Abb. 1 (© Beltz & Gelberg)

Zusätzlich zu dieser und anderer Reproduktionen, auf die ich noch zurückkommen werde, ist jede Erzählung mit einer Fotostrecke versehen, die in mehr oder minder enger Bildfolge erzählend oder illustrierend die „Berichte“ begleitet. Während die Texte im Nachwort realen Kindern zugeschrieben werden, die unter Pseudonym auftreten („Weniger wegen der echten Kinder als wegen der echten Eltern.“), werden die fotografierten Kinder als Schauspielerinnen und Schauspieler ausgewiesen, gleichzeitig wird aber auch ihre Authentizität behauptet: „Vieles im Text entsprach den eigenen Erfahrungen der ‚Fotokinder‘. So fiel es ihnen nicht schwer, sich in den ‚Rollen‘ zurechtzufinden, auch wenn die Situation nicht immer angenehm war. Hans zum Beispiel mußte an einem eisigen Wintertag unter die kalte Dusche. Und seine Prügelei mußte echt wirken – also mußte sie echt sein.“

Dieser Authentizitätsanspruch unterstreicht die Intention des Buches. Kilian steht in einer um 1900 begründeten Tradition sozialreformatorisch orientierter Gesellschaftskritik – man denke an Upton Sinclairs „The Jungle“ (1906) und Jacob Riis’ Fotoreportage „How the Other Half Lives“ (1890) oder an Günter Wallrafs Reportagen aus den 1960 bis 1980er Jahren. Kilian will folglich nicht bloß über Konflikte zwischen Kindern und Eltern sowie Kindern und Kindern informieren: „Kinder, die das Buch lesen, sollen dabei erfahren, daß es anderen ähnlich geht oder auch so wie ihnen selbst, manchmal vielleicht auch schlechter. Sie sollen erfahren, daß sie mit ihren Problemen nicht ganz allein sind.“ Dass dabei die Kinder ganz überwiegend als Opfer des Elternhauses erscheinen, ist der Perspektivierung durch Kilian geschuldet: „auf der einen Seite die Kinder, auf der anderen die Erwachsenen“.
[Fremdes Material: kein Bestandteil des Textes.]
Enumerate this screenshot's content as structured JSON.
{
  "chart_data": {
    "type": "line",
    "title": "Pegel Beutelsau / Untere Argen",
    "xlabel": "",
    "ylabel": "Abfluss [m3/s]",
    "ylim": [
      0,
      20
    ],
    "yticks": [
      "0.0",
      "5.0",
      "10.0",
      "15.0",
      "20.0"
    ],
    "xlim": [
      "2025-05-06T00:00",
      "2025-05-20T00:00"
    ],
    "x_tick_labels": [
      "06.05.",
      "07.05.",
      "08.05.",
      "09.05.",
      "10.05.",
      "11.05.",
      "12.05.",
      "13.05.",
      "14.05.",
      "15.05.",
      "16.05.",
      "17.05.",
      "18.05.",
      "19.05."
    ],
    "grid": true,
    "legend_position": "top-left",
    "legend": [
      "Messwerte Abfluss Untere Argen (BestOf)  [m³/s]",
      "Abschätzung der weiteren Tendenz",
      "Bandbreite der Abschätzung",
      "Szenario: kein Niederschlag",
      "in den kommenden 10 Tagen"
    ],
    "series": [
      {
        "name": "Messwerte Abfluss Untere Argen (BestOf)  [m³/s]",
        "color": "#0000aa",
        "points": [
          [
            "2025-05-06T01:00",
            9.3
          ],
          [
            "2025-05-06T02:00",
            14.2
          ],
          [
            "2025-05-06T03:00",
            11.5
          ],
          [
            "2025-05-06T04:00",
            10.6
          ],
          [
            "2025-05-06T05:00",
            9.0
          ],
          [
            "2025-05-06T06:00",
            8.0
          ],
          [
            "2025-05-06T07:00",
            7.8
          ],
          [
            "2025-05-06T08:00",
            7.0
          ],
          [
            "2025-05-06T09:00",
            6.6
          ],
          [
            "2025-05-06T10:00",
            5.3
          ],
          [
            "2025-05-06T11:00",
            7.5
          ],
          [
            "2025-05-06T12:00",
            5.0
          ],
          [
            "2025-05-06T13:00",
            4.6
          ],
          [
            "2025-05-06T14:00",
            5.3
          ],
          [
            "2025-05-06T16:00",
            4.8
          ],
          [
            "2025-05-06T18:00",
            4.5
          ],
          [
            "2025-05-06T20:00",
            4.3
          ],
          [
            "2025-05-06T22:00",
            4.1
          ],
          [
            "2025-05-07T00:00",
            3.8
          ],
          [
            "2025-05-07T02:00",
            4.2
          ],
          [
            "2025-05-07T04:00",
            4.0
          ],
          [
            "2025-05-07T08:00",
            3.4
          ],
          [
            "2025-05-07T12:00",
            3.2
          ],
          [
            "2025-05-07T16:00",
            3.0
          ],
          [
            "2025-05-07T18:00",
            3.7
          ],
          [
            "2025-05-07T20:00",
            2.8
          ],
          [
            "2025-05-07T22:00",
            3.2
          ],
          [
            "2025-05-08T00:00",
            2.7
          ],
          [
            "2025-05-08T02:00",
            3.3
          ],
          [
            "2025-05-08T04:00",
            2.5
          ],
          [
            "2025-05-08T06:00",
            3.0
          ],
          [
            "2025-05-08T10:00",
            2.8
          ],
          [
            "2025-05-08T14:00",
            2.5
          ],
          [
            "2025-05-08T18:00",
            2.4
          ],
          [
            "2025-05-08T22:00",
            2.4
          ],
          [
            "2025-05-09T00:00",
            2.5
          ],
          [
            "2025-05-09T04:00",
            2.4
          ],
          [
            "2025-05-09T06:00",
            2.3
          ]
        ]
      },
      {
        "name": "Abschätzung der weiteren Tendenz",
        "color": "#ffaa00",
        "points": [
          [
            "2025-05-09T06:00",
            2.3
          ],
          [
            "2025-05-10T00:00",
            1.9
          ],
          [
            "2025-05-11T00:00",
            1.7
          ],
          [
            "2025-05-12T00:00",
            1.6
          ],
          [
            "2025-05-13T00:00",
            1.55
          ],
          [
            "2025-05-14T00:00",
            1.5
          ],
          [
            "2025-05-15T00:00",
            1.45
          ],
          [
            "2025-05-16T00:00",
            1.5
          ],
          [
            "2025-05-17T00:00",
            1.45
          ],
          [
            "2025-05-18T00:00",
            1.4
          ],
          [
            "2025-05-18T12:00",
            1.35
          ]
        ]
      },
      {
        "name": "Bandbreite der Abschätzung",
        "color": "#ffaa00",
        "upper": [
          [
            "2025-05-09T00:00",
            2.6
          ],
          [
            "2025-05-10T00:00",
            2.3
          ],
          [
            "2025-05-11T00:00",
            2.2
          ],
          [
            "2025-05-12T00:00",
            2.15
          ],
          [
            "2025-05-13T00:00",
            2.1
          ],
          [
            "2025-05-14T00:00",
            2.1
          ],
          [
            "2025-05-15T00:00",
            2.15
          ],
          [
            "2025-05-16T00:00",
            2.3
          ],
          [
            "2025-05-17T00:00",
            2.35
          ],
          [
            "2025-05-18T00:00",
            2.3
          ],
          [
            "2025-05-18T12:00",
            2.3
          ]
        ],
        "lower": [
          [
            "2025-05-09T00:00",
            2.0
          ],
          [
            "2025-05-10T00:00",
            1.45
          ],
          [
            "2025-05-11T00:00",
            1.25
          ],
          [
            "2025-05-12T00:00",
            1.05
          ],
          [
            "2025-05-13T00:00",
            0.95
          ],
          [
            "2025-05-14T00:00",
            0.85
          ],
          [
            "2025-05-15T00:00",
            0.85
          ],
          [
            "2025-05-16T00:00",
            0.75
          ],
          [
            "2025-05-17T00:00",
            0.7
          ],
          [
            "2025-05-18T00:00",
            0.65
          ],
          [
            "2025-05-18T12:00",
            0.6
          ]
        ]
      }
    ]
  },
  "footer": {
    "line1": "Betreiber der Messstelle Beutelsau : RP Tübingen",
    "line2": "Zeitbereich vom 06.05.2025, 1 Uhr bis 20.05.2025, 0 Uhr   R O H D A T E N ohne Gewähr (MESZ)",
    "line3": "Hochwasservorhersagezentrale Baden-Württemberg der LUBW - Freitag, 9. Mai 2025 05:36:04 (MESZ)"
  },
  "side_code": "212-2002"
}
Mit Blick auf die Comickultur der 1970er Jahre sind zwei der vier Erzählungen interessant: die erste – Hans möchte stark sein, so stark wie Tarzan – und die vierte: Barbara langweilt sich, wenn sie allein ist. Beide Erzählungen informieren nebenbei über zwei Modelle des Umgangs mit Comics, die für die Zeit um 1970, wie wir annehmen dürfen, typisch waren, aber auch darüber hinaus relevant sind.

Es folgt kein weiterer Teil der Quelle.